Indeed, as the Economist pointed out, Google is good at bringing users to a website but once there, customers rely on the websites’ own search functions to find products. Some companies “build their own engines; others use open-source software, such as Elasticsearch, and [Algolia is rapidly take a piece of that pie by supplying a service that] “hunts the client’s website and swiftly offers consumers relevant results.”

To be fair, Google used to offer a Google Search Appliance, but the search giant is sunsetting it. And that leaves a gaping hole in its search offerings — a business opportunity that’s being rapidly captured by San Francisco-based Algolia which charges clients for its service, rather than selling ads and collecting user data.

Algolia — which was founded in 2012 in Paris and has raised a total of $74 million — is growing fast. According to my October 4 interview with co-founders, CEO Nicolas Dessaigne and CTO Julien Lemoine, by September 2018, its customer count had grown 38% to 5,700 businesses since the start of the year; annual recurring revenue was expected to more than double to between $4o million and $50 million by year-end — up from $1 million in 2014, $10 million in 2016 and $20 million in 2017; and headcount is expected to soar 33% to 300 by year end — from 200 in 2017 and 60 the year before.

Algolia is targeting a large market. Enterprise Search is expected to reach $8.9 billion by 2024, according to Grandview Research. And Dessaigne said that this number excludes a significant segment — marketplaces and other business to consumer search.

One reason that Algolia is growing so fast is that its cofounders have been exposed to the Silicon Valley approach to startups via their participation in Y Combinator. As we saw in May, Algolia uses English in all its offices and sought U.S. clients from the beginning.

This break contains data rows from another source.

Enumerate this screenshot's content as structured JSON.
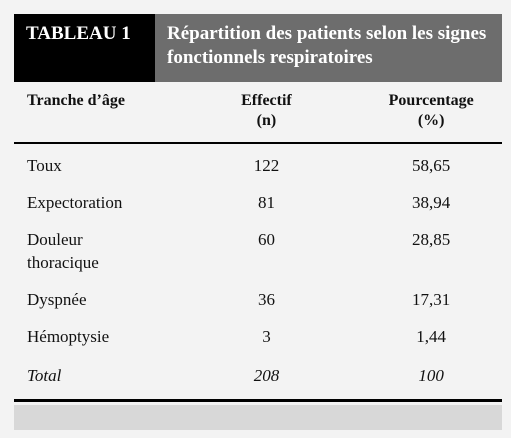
{
  "header": {
    "label": "TABLEAU 1",
    "title": "Répartition des patients selon les signes fonctionnels respiratoires"
  },
  "table": {
    "columns": [
      [
        "Tranche d’âge"
      ],
      [
        "Effectif",
        "(n)"
      ],
      [
        "Pourcentage",
        "(%)"
      ]
    ],
    "rows": [
      [
        "Toux",
        "122",
        "58,65"
      ],
      [
        "Expectoration",
        "81",
        "38,94"
      ],
      [
        "Douleur thoracique",
        "60",
        "28,85"
      ],
      [
        "Dyspnée",
        "36",
        "17,31"
      ],
      [
        "Hémoptysie",
        "3",
        "1,44"
      ]
    ],
    "total": [
      "Total",
      "208",
      "100"
    ]
  }
}
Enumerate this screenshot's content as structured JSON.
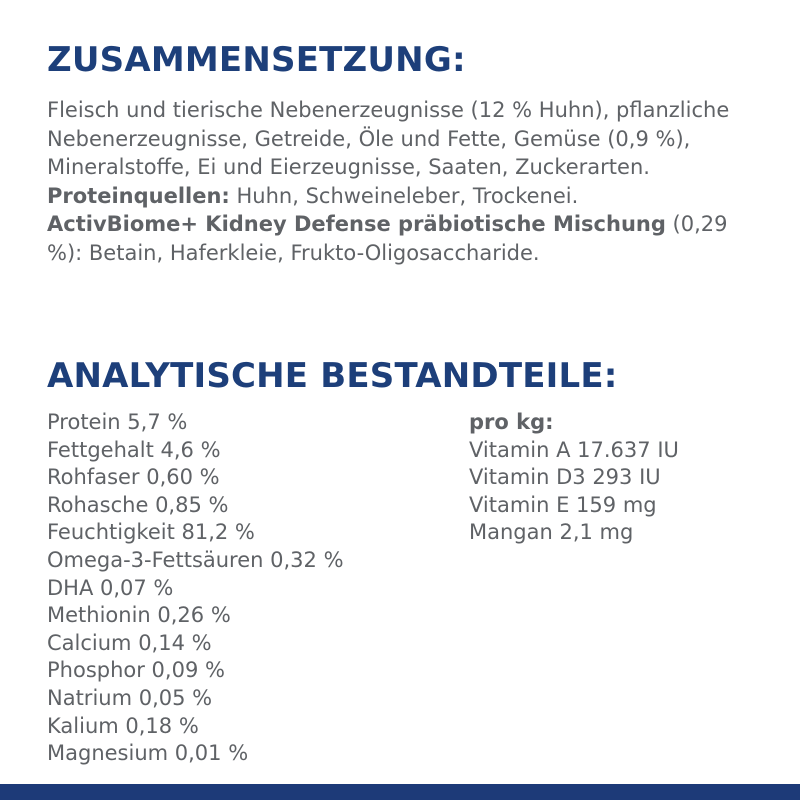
{
  "composition": {
    "heading": "ZUSAMMENSETZUNG:",
    "ingredients_text": "Fleisch und tierische Nebenerzeugnisse (12 % Huhn), pflanzliche Nebenerzeugnisse, Getreide, Öle und Fette, Gemüse (0,9 %), Mineralstoffe, Ei und Eierzeugnisse, Saaten, Zuckerarten.",
    "protein_sources_label": "Proteinquellen:",
    "protein_sources_text": " Huhn, Schweineleber, Trockenei.",
    "prebiotic_label": "ActivBiome+ Kidney Defense präbiotische Mischung",
    "prebiotic_text": " (0,29 %): Betain, Haferkleie, Frukto-Oligosaccharide."
  },
  "analysis": {
    "heading": "ANALYTISCHE BESTANDTEILE:",
    "left": [
      "Protein 5,7 %",
      "Fettgehalt 4,6 %",
      "Rohfaser 0,60 %",
      "Rohasche 0,85 %",
      "Feuchtigkeit 81,2 %",
      "Omega-3-Fettsäuren 0,32 %",
      "DHA 0,07 %",
      "Methionin 0,26 %",
      "Calcium 0,14 %",
      "Phosphor 0,09 %",
      "Natrium 0,05 %",
      "Kalium 0,18 %",
      "Magnesium 0,01 %"
    ],
    "right_label": "pro kg:",
    "right": [
      "Vitamin A 17.637 IU",
      "Vitamin D3 293 IU",
      "Vitamin E 159 mg",
      "Mangan 2,1 mg"
    ]
  },
  "colors": {
    "heading": "#1d3f7a",
    "body_text": "#5f6266",
    "bottom_bar": "#1d3a78"
  }
}
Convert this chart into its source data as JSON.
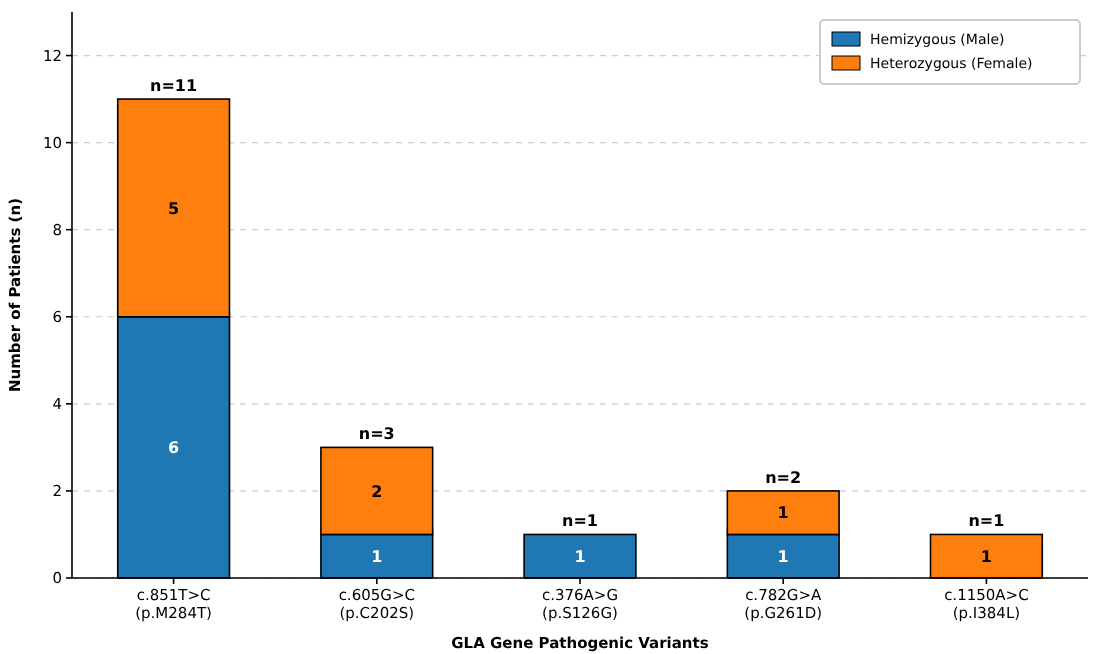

Dessaigne and Lemoine are in their first time as startup leaders and they are learning some important lessons about how to scale. As Dessaigne said,

We would view an IPO as a funding event. We want to keep the company independent so it can achieve its full potential. It is not about the money, it’s about learning. And one thing we are focused on is finding the right talent in functions like sales, customer success, marketing, and engineering. As you grow bigger, the roles become more specific. For example, we hire account executives for small and medium-sized businesses, middle-market with industry specializations, and enterprise. When we feel the pain, we hire. It’s very humbling — What do we need to learn? Who do we need to hire? We learn from other companies at our stage of development.

The reason talent would want to work at Algolia is not the same today as it was in its early days. As Lemoine explained, “We tell candidates to join us for the adventure. The market has unrealized potential — we’ve only tapped 1% of it so far. The entrepreneurial talent we hired in the early days would not join us today. Now we are hiring for a more narrow scope. We need experienced people now who have seen this before.”

Algolia is not profitable. As Dessaigne said, “Like many fast SaaS companies our stage, we invest in growth over short term profit. That growth is sustainable and will lead to higher profits in the future.”

Algolia is keeping a close eye on the IPO another company in the business search industry — Elastic — which commercializes open-source software for search and data analytics. Elastic enjoyed 79% revenue growth in the July-ending quarter to $56.6 million and a net loss of $18.6 million. But that did not stop its stock from soaring 94.4% on its first day of trade, October 5, according to Investors Business Daily.

Adweek thinks that Algolia is one of a dozen French companies “[that] will soon pass the $1 billion threshold.”

At its current growth rate, Algolia could reach Elastic’s current scale by 2020. But since it’s unprofitable, can Algolia get there without raising more capital?